To understand these you must have a good understanding of git.
First here are some situations that you usually face in software development:
- You have made a lot of changes. You had to solve 1 issue, instead you solved 3. Now you want to commit all of those separately instead of a single one. What do you do? Create backups? Well, thats bad.
- You have again made a lot of changes. Now you decide to remove some of those, like console.log, debugger, binding.pry, embed(), etc. How can it be done efficiently ? B`y adding git gutter mode to your editor and searching for the edits you made recently.
- You perfectly understand what merge and rebase do. Imagine, you got stuck in a worse bug. While solving it, you created another branch and made a lot of comments. Now, you wanna add only some of the commits from that branch. For example there were lots of debugging, commenting, logging, verbose, etc involved and you committed solutions separately. Now you wanna add only those solutions from that temporary branch to develop branch. Would you merge or rebase.
- You made some commits and now you with you could go back.
- You want to change something in the history, a statement, author name, file name, delete/add/modify files/lines. and so on.
- git add -p
Add the changes selectively using the patch mode.
$ git add -p
- git checkout -p
Checkout lines of file/files selectively using patch mode.
$ git checkout -p
- git cherry-pick <commit>
Given one or more existing commits, apply the change each one introduces, recording a new commit for each. This requires your working tree to be clean (no modifications from the HEAD commit).
$ git cherry-pick <commit>
You would also want to use –no-commit a lot with it.
This would cherry-pick but would not commit. Otherwise, git cherry-pick would commit automatically commit.
$ git cherry-pick -n <commit>
You can also cherry-pick a range of commits. The following command would cherry-pick a range from the <newercommit> to, but excluding <oldercommit>
$ git cherry-pick <oldercommit>..<newercommit>
If you want to include the <oldercommit> as well in the range, then run the following one.
$ git cherry-pick <oldercommit>^..<newercommit>
- git revert <commmit>
Given one or more existing commits, revert the changes that the related patches introduce, and record some new commits that record them. This requires your working tree to be clean (no modifications from the HEAD commit).
$ git revert <commmit>
For –no-commit and range, its same as above.

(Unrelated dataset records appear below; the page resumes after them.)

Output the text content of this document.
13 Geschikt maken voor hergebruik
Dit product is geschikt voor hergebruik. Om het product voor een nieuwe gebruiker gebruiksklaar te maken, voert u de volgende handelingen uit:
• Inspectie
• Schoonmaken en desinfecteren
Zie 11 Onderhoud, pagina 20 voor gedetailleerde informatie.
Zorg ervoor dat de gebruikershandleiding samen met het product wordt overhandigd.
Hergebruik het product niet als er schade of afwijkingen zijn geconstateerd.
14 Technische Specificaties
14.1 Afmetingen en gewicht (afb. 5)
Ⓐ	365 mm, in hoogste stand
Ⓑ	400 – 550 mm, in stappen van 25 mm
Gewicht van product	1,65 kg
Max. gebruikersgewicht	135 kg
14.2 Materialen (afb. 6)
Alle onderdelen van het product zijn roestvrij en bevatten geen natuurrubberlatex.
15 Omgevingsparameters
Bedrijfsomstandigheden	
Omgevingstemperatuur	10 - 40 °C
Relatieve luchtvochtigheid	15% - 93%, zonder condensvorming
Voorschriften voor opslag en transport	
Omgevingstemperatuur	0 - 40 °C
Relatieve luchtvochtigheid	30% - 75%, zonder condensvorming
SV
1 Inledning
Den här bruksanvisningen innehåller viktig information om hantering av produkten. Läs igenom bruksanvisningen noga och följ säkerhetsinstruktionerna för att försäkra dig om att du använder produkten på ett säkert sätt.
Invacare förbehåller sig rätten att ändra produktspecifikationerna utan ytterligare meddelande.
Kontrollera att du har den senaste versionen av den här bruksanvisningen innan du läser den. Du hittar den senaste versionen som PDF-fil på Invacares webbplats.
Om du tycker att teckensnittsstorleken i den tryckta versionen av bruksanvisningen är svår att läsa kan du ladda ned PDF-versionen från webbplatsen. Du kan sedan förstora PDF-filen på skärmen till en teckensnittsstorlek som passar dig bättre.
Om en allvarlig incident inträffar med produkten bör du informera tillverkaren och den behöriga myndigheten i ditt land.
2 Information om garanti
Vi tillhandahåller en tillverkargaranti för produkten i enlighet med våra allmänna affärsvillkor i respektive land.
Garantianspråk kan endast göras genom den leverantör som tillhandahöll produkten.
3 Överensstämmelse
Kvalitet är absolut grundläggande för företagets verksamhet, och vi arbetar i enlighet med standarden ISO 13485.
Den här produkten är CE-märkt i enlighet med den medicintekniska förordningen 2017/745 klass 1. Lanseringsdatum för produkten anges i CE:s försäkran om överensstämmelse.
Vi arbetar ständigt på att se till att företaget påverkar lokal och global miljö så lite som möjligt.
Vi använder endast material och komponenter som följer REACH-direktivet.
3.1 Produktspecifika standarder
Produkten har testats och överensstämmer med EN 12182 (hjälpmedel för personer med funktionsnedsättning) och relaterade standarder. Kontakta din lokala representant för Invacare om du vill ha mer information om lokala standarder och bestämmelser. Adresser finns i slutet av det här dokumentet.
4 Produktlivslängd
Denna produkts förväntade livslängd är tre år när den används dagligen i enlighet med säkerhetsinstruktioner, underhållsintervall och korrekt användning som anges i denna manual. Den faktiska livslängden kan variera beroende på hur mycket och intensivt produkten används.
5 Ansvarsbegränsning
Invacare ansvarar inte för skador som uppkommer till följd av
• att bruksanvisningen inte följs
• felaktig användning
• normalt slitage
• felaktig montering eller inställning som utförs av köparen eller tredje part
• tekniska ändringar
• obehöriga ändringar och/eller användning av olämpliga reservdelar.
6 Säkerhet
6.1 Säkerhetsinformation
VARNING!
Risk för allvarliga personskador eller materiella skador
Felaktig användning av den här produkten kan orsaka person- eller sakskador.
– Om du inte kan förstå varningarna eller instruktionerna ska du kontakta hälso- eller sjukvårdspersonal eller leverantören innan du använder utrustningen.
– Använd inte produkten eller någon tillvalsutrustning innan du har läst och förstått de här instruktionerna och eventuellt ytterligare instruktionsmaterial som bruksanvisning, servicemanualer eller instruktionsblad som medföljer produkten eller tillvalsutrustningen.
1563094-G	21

$ git revert -n <commmit> # revert but no commit $ git revert <oldercommit>..<newercommit> # revert a range excluding the <oldercommit> $ git revert <oldercommit>^..<newercommit> # revert a range including the <oldercommit>
- git rebase -i <commit>
Don't be afraid to rebase
$ git rebase -i <commmit>
You can do a lot of things. The following actions are avaliable for you.
- p, pick = use commit
- r, reword = use commit, but edit the commit message
- e, edit = use commit, but stop for amending
- s, squash = use commit, but meld into previous commit
- f, fixup = like “squash”, but discard this commit's log message
- x, exec = run command (the rest of the line) using shell
Tip: Instead of these commands you can you magit, that has all. I am sure you would like it.